= Jared F. Ostrander =

American politician

Jared Fordham Ostrander (September 1805 – November 19, 1874) was a pioneer farmer and minister from Aztalan, Wisconsin who helped organize the Free Soil Party in Wisconsin, served a single one-year term in the Wisconsin State Assembly and moved to Mantorville, Minnesota, where he became a judge.

== Background ==
Son of Peter and Clarissa (Fordham) Ostrander, Jared was baptized at the Reformed Dutch Church of New Hurley in New Hurley, New York on September 13, 1805. As a boy, he moved with his parents to Pompey, New York and became a member of the local Congregational Church on March 1, 1827. On July 7, 1834, he married Rowena Wells, daughter of Asa Wells, at the Wells' home on Pompey Hill. He trained for the ministry, and was ordained by the Central Evangelical Association of New York (an organization accused of perfectionism and "unionism") on July 8, 1835.

== Early Wisconsin years ==
Early in 1836, Ostrander preached on Sundays in Milwaukee from house to house for six months, and tried to organize a non-denominational church, but failed. Ostrander was part of a group of people from New York state who came to Aztalan in the Wisconsin Territory in November 1836, coming from Milwaukee in wagons and a skiff. He taught the first school in Aztalan during winter months, and his wife was employed to teach younger students in the summer. He was part of a team who made the village plat for Aztalan in 1841.

In 1839, Ostrander was the first to register his ordination papers in Jefferson County. For four or five years, he was the only pastor in the county authorized to solemnize marriages. In an 1871 letter back to his old home town of Pompey, New York, Ostrander claimed to have, "[p]reached the first sermon ever preached in Madison, the Capitol of Wisconsin, standing behind a dry goods box covered with an Indian blanket, in the upper story of a store, the best meeting house the place could afford."

== Political affairs ==
On October 25, 1852, a meeting of Jefferson County "Free Democrats" was held in Jefferson. Ostrander was elected secretary, and elected to the county committee. The resolutions passed opposed the Compromise of 1850 and endorsed Free Soil Party candidates for President and local office alike. In 1854, Ostrander was defeated in a run for county register of deeds, running as a Republican.

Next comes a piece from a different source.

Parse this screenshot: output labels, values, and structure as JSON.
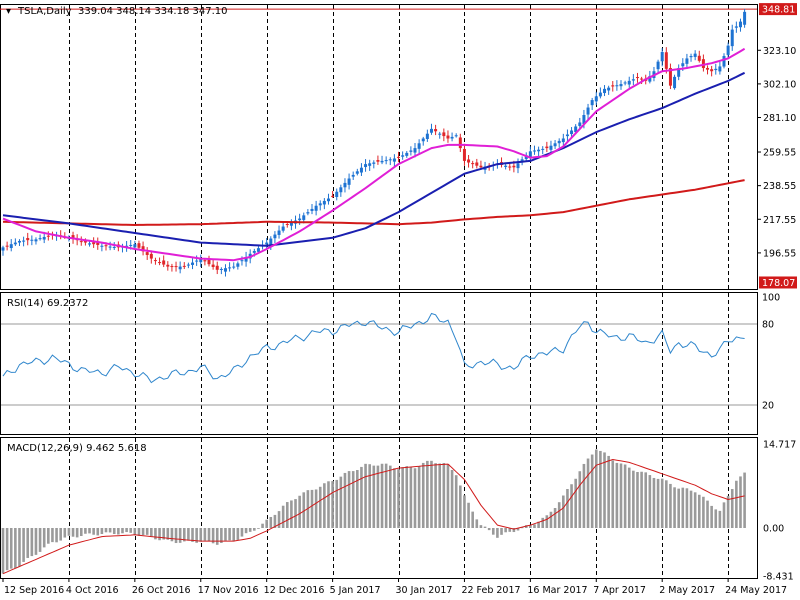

In 1856 he was elected for the 2nd Jefferson County Assembly district (the Towns of Koshkonong, Oakland, Lake Mills, Aztalan and Jefferson) for the 1857 term. He was succeeded by fellow Republican George C. Smith.

In later years, he moved to Mantorville, Minnesota, where he was elected a probate judge, a position he held until his death on November 19, 1874.

== Further information ==
It is unclear what relationship Ostrander bore to James H. Ostrander and James W. Ostrander, both of whom were roughly his contemporaries, represented Jefferson County in the Assembly, and were from the Aztalan-Jefferson-Waterloo area.

Various papers relating to Ostrander's family and Asa Wells' family are in the archives of the University of Washington in Seattle, Washington.